Goal for the month: Read through 1 and 2 Samuel in their entirety.
October 1-7: Read “An Introduction to First Samuel” and 1 Samuel 1-15
October 8-14: Read 1 Samuel 16-31
October 15-21: Read “An Introduction to Second Samuel” and 2 Samuel 1-10
October 22-31: Read 2 Samuel 11-24
"An Introduction to First Samuel"
First Samuel records the establishment of Israel’s monarchy, about 1085 BC. Samuel led Israel for many years in the combined roles of prophet, priest, and judge. After the people demanded a king like those of the other nations (ch. 8), God directed Samuel to anoint Saul as Israel’s first king. When Saul turned from God, David was anointed by Samuel to succeed him. After David killed the giant Goliath, he was brought to Saul’s court, eventually becoming the leader of Saul’s armies. Saul’s subsequent violent jealousy forced David to flee. The book closes with Saul’s death in battle, and looks forward to David’s reign. First Samuel’s author is unknown, but Samuel himself may have written portions of the book (1 Chronicles 29:29).

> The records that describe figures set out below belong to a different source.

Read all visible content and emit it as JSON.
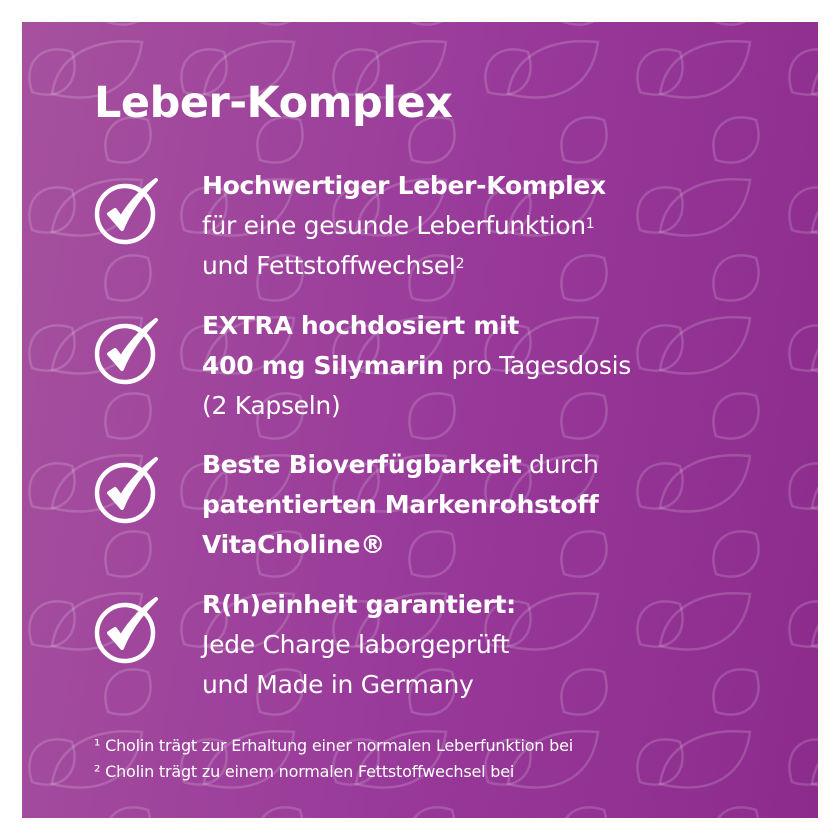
{
  "title": "Leber-Komplex",
  "colors": {
    "background_left": "#a6519f",
    "background_right": "#8c2b8c",
    "text": "#ffffff",
    "border": "#ffffff"
  },
  "icons": {
    "bullet": "check-circle-icon",
    "background": "leaf-outline-pattern"
  },
  "features": [
    {
      "lines": [
        [
          {
            "t": "Hochwertiger Leber-Komplex",
            "b": true
          }
        ],
        [
          {
            "t": "für eine gesunde Leberfunktion",
            "b": false
          },
          {
            "t": "1",
            "sup": true
          }
        ],
        [
          {
            "t": "und Fettstoffwechsel",
            "b": false
          },
          {
            "t": "2",
            "sup": true
          }
        ]
      ]
    },
    {
      "lines": [
        [
          {
            "t": "EXTRA hochdosiert mit",
            "b": true
          }
        ],
        [
          {
            "t": "400 mg Silymarin",
            "b": true
          },
          {
            "t": " pro Tagesdosis",
            "b": false
          }
        ],
        [
          {
            "t": "(2 Kapseln)",
            "b": false
          }
        ]
      ]
    },
    {
      "lines": [
        [
          {
            "t": "Beste Bioverfügbarkeit",
            "b": true
          },
          {
            "t": " durch",
            "b": false
          }
        ],
        [
          {
            "t": "patentierten Markenrohstoff",
            "b": true
          }
        ],
        [
          {
            "t": "VitaCholine®",
            "b": true
          }
        ]
      ]
    },
    {
      "lines": [
        [
          {
            "t": "R(h)einheit garantiert:",
            "b": true
          }
        ],
        [
          {
            "t": "Jede Charge laborgeprüft",
            "b": false
          }
        ],
        [
          {
            "t": "und Made in Germany",
            "b": false
          }
        ]
      ]
    }
  ],
  "footnotes": [
    "¹ Cholin trägt zur Erhaltung einer normalen Leberfunktion bei",
    "² Cholin trägt zu einem normalen Fettstoffwechsel bei"
  ]
}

"An Introduction to Second Samuel"
Second Samuel recounts David’s reign as king of Israel (about 1010-970 BC). As promised to Abraham, during David’s reign Israel’s borders were extended roughly from Egypt to the Euphrates. While David had many successes, after his sin against Bathsheba and Uriah (ch. 11) both his kingdom and his own family fell into chaos. His son Absalom led a bloody rebellion against him. Nevertheless David, author of many of the Psalms, was a man after God’s own heart (Acts 13:22), a model of deep, heartfelt prayer and repentance. The Davidic covenant of chapter 7 establishes the eternal rule of David’s line, with its ultimate fulfillment in the coming of Jesus Christ. The author of 2 Samuel is unknown.